Linda receives several letters from her brother, William, who has gone to Washington with his master, Mr. Sands. Suddenly, the letters stop, and Linda learns that William has escaped. Initially, she fears for her children, thinking that Mr. Sands might decide to sell them to make up for his loss. But Mr. Sands — who feels confident that William will return — is more surprised and disappointed by William's action than angry. After overhearing her grandmother's conversation with an elderly woman whose children have all been sold, Linda reminds herself of William's resolve to be free and is finally able to rejoice in his freedom, although, like her grandmother, she fears for his safety.
Meanwhile, Mr. Sands makes plans to send Ellen to live with his sister in Illinois, while Benjamin is to live with Mr. Sands and his new wife. When Linda learns of the plans, she is devastated at the thought of not being able to see her children any longer, although she realizes that the moves would be in their best interests. Ultimately, Mr. Sands decides to send Ellen to live with some of his relatives in Brooklyn. On the eve of Ellen's departure, Linda comes out of hiding and spends the evening with Ellen.
Six months later, Linda's grandmother receives a letter announcing Ellen's safe arrival in Brooklyn.
About this same time, Aunt Nancy (Aunt Martha's twin sister) dies, and Linda's grandmother is devastated by her sister's death. Aunt Nancy's death also forces Linda to reexamine her situation and to renew her resolve to escape before she, too, dies as a slave. She also realizes that the longer she remains, the greater danger she poses for her grandmother, a fact that is brought home to her when she narrowly escapes being discovered by Jenny, the house slave of her former benefactress. With the help of Uncle Phillip and his friend Peter, plans are made for Linda and her friend Fanny to travel north. Before she leaves, Linda introduces herself to her son, Ben, whom she has not spoken to for seven years while she was in hiding. He confesses that he has known of her hiding place all along.
One of the most striking incidents in Chapter 26 is Mr. Sands' refusal to accept that William has run away. Emphasizing his kindness toward William, whom he claims he treated like his own brother, Mr. Sands blames the abolitionists for luring William away and insists that he will return as soon as he discovers the harsh realities of life for free blacks. Although he has witnessed Dr. Flint's cruel treatment of William and the way other slaveholders treat their slaves, Mr. Sands, as a free white man, cannot truly comprehend the devastating, soul-destroying reality of slavery and considers his slaves to be the equivalent of indentured servants who will regain their freedom in time and at his convenience.
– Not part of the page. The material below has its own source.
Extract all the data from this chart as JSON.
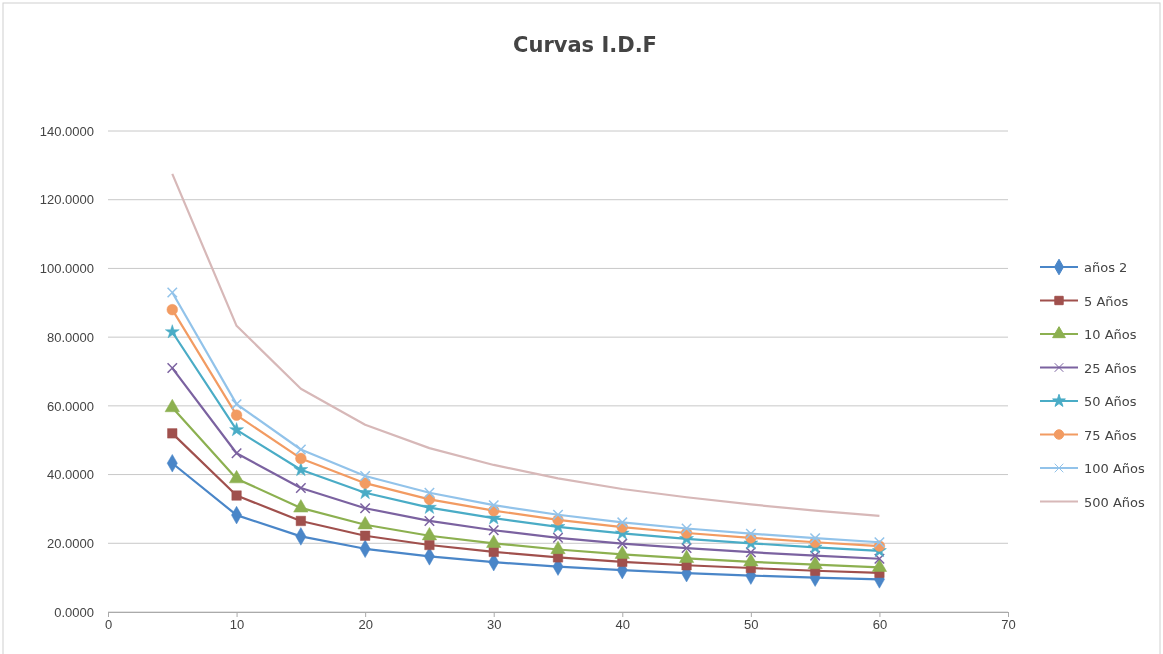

As he points out, he had planned to give William his freedom in five more years, so he doesn't understand why he wants to run away.
From Mr. Sands' perspective, Williams' action constitutes a breach of trust and loyalty rather than a bold and daring strike for freedom. In this respect, Mr. Sands is not unlike Dr. Flint, who views Linda's refusal to submit to his advances in much the same way. Mr. Sands' professed ignorance of the brutal realities of slavery seems especially shallow and hypocritical given that he is fully aware that the mother of his two children has been reduced to living like a caged animal and he does nothing to help her.
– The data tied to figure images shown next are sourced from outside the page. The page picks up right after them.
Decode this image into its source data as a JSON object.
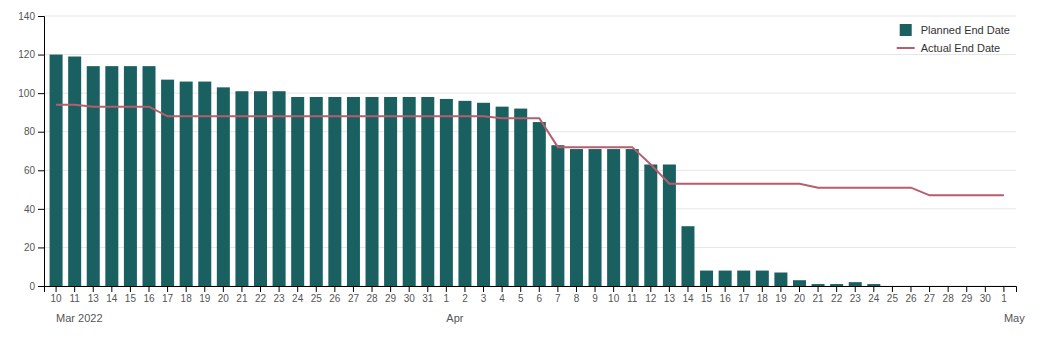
{
  "chart_data": {
    "type": "bar",
    "categories": [
      "10",
      "11",
      "13",
      "14",
      "15",
      "16",
      "17",
      "18",
      "19",
      "20",
      "21",
      "22",
      "23",
      "24",
      "25",
      "26",
      "27",
      "28",
      "29",
      "30",
      "31",
      "1",
      "2",
      "3",
      "4",
      "5",
      "6",
      "7",
      "8",
      "9",
      "10",
      "11",
      "12",
      "13",
      "14",
      "15",
      "16",
      "17",
      "18",
      "19",
      "20",
      "21",
      "22",
      "23",
      "24",
      "25",
      "26",
      "27",
      "28",
      "29",
      "30",
      "1"
    ],
    "series": [
      {
        "name": "Planned End Date",
        "type": "bar",
        "color": "#1a6060",
        "values": [
          120,
          119,
          114,
          114,
          114,
          114,
          107,
          106,
          106,
          103,
          101,
          101,
          101,
          98,
          98,
          98,
          98,
          98,
          98,
          98,
          98,
          97,
          96,
          95,
          93,
          92,
          85,
          73,
          71,
          71,
          71,
          71,
          63,
          63,
          31,
          8,
          8,
          8,
          8,
          7,
          3,
          1,
          1,
          2,
          1,
          0,
          0,
          0,
          0,
          0,
          0,
          0
        ]
      },
      {
        "name": "Actual End Date",
        "type": "line",
        "color": "#b85c6e",
        "values": [
          94,
          94,
          93,
          93,
          93,
          93,
          88,
          88,
          88,
          88,
          88,
          88,
          88,
          88,
          88,
          88,
          88,
          88,
          88,
          88,
          88,
          88,
          88,
          88,
          87,
          87,
          87,
          72,
          72,
          72,
          72,
          72,
          63,
          53,
          53,
          53,
          53,
          53,
          53,
          53,
          53,
          51,
          51,
          51,
          51,
          51,
          51,
          47,
          47,
          47,
          47,
          47
        ]
      }
    ],
    "annotations": [
      {
        "text": "Mar 2022",
        "x": 0
      },
      {
        "text": "Apr",
        "x": 21
      },
      {
        "text": "May",
        "x": 51
      }
    ],
    "ylim": [
      0,
      140
    ],
    "yticks": [
      0,
      20,
      40,
      60,
      80,
      100,
      120,
      140
    ],
    "grid": true,
    "legend": "upper right"
  }
}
Another key incident (in Chapter 27) is Aunt Nancy's death, which — coupled with Williams' escape, Mr. Sands' decision to send her children to the North, and Jenny's near discovery of her hiding place — is the impetus for Linda's decision to escape. She realizes the pain and futility of spending another seven years in her "retreat." She can no longer rationalize her suffering as the price she must pay to see her children, who are no longer there to soothe her soul. Witnessing her grandmother's inconsolable grief at the loss of her sister conjures up images of her own grief at the imminent death of her grandmother. She decides that she has no choice but to seize what may well be her last chance to escape.
Note that Linda credits her escape (Chapter 29) not to her own courage and daring — characteristics often emphasized in male slave narratives — but to the love and support of her Uncle Phillip, her friend Peter, and her grandmother. Also note that despite her own fear and inconsolable grief over leaving her beloved grandmother, Linda worries about Fanny's welfare and does what little she can to comfort her friend. Here again, Linda's actions underscore a recurrent theme in the book: the love and support of the black community, especially the community of women, as a critical component of the struggle for survival and freedom.